His heart broke for them then and now, except now he knew that these, these, were his people. He wasn’t sure if they represented nearly 5 percent and he didn’t care about that math. He cared about whether they knew someone cared. He was confident some probably couldn’t comprehend what it meant to be on the edges even though they felt it. Just like he knew they could feel compassion and love. He wondered if their inabilities mattered to them. Or had they turned their backs on the others, the 123, as he had so long ago. He envied them in some ways. Theirs was a clear and visible shortfall, a visible difference. His was not although he used it every day.
The numbers had carried him through college and grad school and into a career. The analysis he performed every day at his job, the same analysis he used to solve for all those variables years ago, had led him into marriage and fatherhood even into a semblance of leadership. His compulsion to solve the equations, figure out the variables had resulted in some success. The answers, sometimes haltingly, had come to him.
Certainly there had been setbacks, there always were in solving any problem. Highly erratic variables like teenagers, girls, women and sex often threw him for a loop. He had to double back, sometimes repeatedly and fall back, occasionally and he failed sometimes. Those were the most painful. Except for right now, and being part of the six. More than anything he wished he could find just one of the five but he knew that was highly improbable.
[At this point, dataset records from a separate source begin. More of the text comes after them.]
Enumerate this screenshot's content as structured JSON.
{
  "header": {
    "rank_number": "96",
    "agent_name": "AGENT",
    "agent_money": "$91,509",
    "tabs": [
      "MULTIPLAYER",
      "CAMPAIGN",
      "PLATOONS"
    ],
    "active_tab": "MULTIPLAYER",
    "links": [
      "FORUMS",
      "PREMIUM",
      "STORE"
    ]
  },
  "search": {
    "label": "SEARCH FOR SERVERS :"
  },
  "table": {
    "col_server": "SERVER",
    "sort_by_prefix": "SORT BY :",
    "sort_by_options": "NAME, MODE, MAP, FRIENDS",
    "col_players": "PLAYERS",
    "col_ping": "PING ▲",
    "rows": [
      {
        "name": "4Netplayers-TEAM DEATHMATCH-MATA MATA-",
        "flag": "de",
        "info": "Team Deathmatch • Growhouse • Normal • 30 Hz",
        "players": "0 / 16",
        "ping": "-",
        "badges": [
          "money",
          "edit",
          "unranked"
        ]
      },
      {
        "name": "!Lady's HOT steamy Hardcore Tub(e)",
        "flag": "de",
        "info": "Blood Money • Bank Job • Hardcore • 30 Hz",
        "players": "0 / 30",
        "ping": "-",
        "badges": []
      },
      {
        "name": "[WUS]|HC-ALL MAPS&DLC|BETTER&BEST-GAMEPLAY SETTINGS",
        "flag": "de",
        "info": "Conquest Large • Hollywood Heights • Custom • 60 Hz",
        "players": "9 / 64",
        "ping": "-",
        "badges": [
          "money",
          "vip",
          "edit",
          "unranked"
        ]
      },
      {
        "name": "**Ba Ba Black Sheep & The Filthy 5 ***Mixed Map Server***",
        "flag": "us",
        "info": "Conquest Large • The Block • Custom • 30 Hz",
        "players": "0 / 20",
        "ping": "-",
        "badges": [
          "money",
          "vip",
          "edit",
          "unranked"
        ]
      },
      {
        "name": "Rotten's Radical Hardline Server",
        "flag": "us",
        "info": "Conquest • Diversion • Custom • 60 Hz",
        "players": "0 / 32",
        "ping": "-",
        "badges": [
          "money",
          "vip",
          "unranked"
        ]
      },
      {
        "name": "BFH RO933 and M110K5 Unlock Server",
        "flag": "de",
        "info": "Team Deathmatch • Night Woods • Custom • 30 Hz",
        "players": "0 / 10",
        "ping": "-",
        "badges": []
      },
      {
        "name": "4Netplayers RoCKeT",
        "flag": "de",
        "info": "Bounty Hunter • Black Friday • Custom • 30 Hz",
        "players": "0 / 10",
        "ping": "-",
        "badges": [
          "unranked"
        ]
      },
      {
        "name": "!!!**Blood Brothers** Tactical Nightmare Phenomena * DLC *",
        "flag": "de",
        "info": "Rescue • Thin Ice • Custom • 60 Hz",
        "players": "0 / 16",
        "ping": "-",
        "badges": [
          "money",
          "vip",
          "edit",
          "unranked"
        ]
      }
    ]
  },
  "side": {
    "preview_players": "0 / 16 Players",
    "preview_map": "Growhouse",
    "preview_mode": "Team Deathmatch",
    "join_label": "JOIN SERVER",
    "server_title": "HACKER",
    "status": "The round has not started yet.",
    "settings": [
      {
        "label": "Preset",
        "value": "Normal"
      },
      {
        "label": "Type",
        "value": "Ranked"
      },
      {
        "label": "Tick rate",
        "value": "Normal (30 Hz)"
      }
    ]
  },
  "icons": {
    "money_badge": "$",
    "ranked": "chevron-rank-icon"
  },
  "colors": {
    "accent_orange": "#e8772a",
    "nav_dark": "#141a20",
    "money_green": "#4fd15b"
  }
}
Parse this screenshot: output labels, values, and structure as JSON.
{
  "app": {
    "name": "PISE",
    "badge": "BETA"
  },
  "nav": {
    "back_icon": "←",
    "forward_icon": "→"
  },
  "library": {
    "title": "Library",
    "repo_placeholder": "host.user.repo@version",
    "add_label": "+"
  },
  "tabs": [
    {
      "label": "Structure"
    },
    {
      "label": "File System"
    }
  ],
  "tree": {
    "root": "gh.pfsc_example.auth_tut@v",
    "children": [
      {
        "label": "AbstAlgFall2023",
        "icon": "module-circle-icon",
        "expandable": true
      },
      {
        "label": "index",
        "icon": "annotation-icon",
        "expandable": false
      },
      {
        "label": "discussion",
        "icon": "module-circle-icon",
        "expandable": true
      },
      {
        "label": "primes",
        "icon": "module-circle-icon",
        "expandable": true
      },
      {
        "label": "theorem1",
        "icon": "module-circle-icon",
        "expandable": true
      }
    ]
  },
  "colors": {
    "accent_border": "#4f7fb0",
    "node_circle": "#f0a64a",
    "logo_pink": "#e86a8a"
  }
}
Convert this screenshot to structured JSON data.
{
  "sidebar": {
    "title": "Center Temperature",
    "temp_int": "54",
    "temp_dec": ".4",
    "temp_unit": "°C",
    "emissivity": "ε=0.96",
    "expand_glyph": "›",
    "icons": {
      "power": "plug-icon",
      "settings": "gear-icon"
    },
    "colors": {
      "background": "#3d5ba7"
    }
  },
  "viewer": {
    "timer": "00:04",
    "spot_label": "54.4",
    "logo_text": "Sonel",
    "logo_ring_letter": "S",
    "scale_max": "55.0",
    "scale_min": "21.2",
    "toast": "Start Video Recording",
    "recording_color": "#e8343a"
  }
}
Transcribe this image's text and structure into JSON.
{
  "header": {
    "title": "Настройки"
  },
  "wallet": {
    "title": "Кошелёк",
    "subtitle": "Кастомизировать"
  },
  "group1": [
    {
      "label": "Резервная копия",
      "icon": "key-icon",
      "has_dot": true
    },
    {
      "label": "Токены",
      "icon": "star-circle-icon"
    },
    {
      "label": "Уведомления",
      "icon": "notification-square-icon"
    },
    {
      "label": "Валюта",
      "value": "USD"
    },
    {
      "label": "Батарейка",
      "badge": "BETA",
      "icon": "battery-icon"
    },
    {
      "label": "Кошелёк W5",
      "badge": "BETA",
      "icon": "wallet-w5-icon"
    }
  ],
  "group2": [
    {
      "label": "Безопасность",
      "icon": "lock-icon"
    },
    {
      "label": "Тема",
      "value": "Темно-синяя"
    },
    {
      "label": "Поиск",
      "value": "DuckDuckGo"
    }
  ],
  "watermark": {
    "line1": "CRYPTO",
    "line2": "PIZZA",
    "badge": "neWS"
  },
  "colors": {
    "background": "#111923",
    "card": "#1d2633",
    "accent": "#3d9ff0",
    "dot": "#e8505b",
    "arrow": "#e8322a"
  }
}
Finding one of the other five of his subset meant he was looking for .775% of the whole group. Less than one percent of the population. This was the reality, to even find one more like him or at least sort of like him meant he would have to go through at least 24 people assuming he happened upon one of the five in pure mathematical fashion. All this without being able to see anything from their outward appearance. All this with his social challenges. The five wouldn’t stutter, they wouldn’t walk with an unusual gait, they wouldn’t necessarily be ugly or beautiful, no. To be like him, to be part of their six, he or she would have to appear normal. The math, the probability, left him shaking his head. It seemed as unlikely as the acceptance he had turned his back on in his teens. The prospect left him empty and lonely and wondering once again as he had so many years ago. What was the point? Perhaps it was the math, the ever-present math.
He could continue to solve the problems. He enjoyed that. He could continue to be himself. He could continue to use their math. With all his years of study and practice he could continue to function and thrive in many ways. Accepting his singularity, his out-thereness, was something he had done before, would probably do again. But today, being part of the six, was an unsolvable problem no math would touch.
We’re all out there sometimes. Lost in our thoughts and our theories about how to be a part of the crowd. Sometimes, there just aren’t answers.